Saat memberikan tutorial tentang kerang mutiara di depan mahasiswa James Cook University ternyata mahasiswa di tempatku mengajar dulu dan di sini sepertinya sama saja. Saat memasuki sesi diskusi tentang tiga artikel yang diminta untuk dibaca, mereka diam. Tak seperti yang kuharapkan. Padahal dalam berbagai kesempatan ku lihat bagaimana alotnya diskusi oleh beberapa kelompok mahasiswa entah itu di perpustakaan atau yang hanya berkumpul di halaman fakultas. Mereka serius. Tapi, kenapa kali ini tidak? Apakah karena bahan yang diberikan begitu sulit? Ataukah pertanyaan dalam diskusi yang sulit? Herannya, dalam sesi mengajar satu arah, pada akhir kuliah biasanya banyak sekali pertanyaan yang datang. Tapi, di saat diminta mereka untuk mandiri, ternyata… Kupikir ada yang salah dengan kuliahku kali ini. Mungkinkah mereka tak mengerti apa yang ku ucapkan? Tapi toh mereka memberi respons lebih mengalir tentang hal di luar bahan diskusi hari ini. Lantas kenapa? Ku sederhanakan beberapa pertanyaannya, mereka masih diam. Ku pancing mereka dengan memberikan clues, barulah satu dua orang angkat bicara. Well, sebetulnya itu bukan clues tapi memang sebagian dari jawaban. Memasuki pertanyaan bahasan kedua yang kupikir lebih gampang, ternyata yang merespons hanya dua orang. Kucoba menggali pengetahuan lanjutan mereka tentang mutiara yang pernah dikuliahkan. Nah kali ini, hampir semua orang berbicara. Tapi aku tak bisa lari dari konteks diskusi, jadi aku antar mereka balik ke sub bahasan semula. Mereka terdiam lagi, lho koq? I finally found out, ternyata yang membaca artikel hanya 2 atau 3 orang. Selebihnya tidak. Masih lebih bagus mahasiswa di kotaku dulu, walau satu dua orang yang berbicara namun mereka mendiskusikan artikel yang berbahasa Inggris. Mereka melakukan dua usaha sekaligus: mengerti bahasa dan mengerti isi tulisan.

Friday, August 17, 2007

Catatan seratoes doea poeloeh lima

Jumat, 17 Agustus 2007

Hari ini ku-khusuk-kan diri sesaat mengingat negeriku. Kenapa aku masih bangga dengan ke Indonesiaan-ku? Aku mencoba menjelma menjadi sosok diri penghasut yang mencoba mengusik ketentramaan rasa bangga yang duduk di singgasana hati, mencoba menutup katup nadi aliran kehangatan kebanggaan di sekujur tubuh. Tapi tetap tak bisa. Inikah yang dinamakan fanatisme? Yang barangkali mengaliri para radikalis anak negeri ketika mereka bangga menjadi teroris? Mungkin itu kesamaan, tapi beda tujuan. Tapi, apakah diriku berpotensi menjadi teroris bila ada yang mengobrak-abrik singgasana kebanggaan keindonesiaanku? Mungkin aku akan menjawab, Ya! Dalam hal ini, istilah teroris-pun menjadi kabur bila disandingkan dengan rasa nasionalisme.

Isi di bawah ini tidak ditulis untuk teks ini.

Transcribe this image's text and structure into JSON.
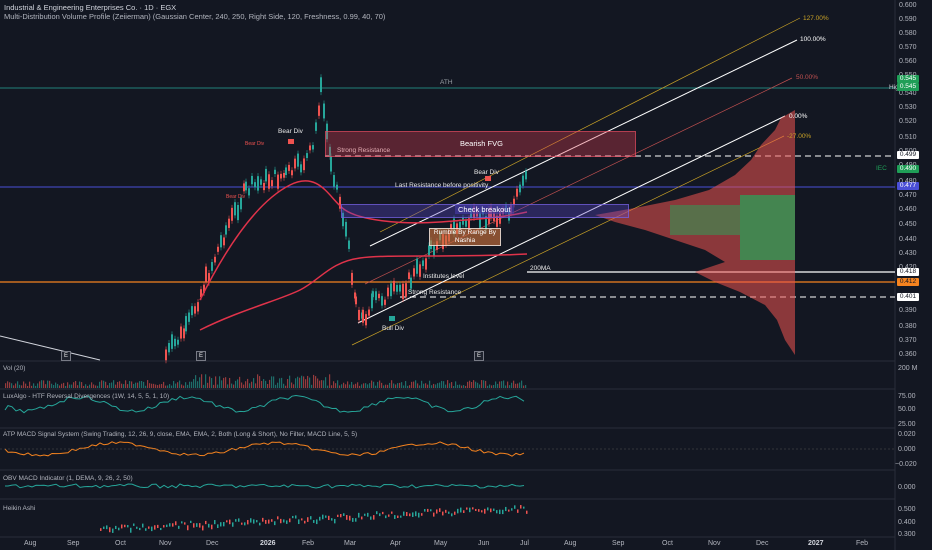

Kusadari, akhir-akhir ini, menjadi Indonesia lebih beresiko. Resiko ditolak bila bepergian ke luar negeri sampai ke resiko-resiko domestik sepele seperti tak dilayani dengan pandangan sederajat di pesawat maupun di hotel dibandingkan bule. Tapi toh aku tetap bangga! Kebanggan tanpa ditawar-tawar... walau toh terlalu naif, pikirmu barangkali.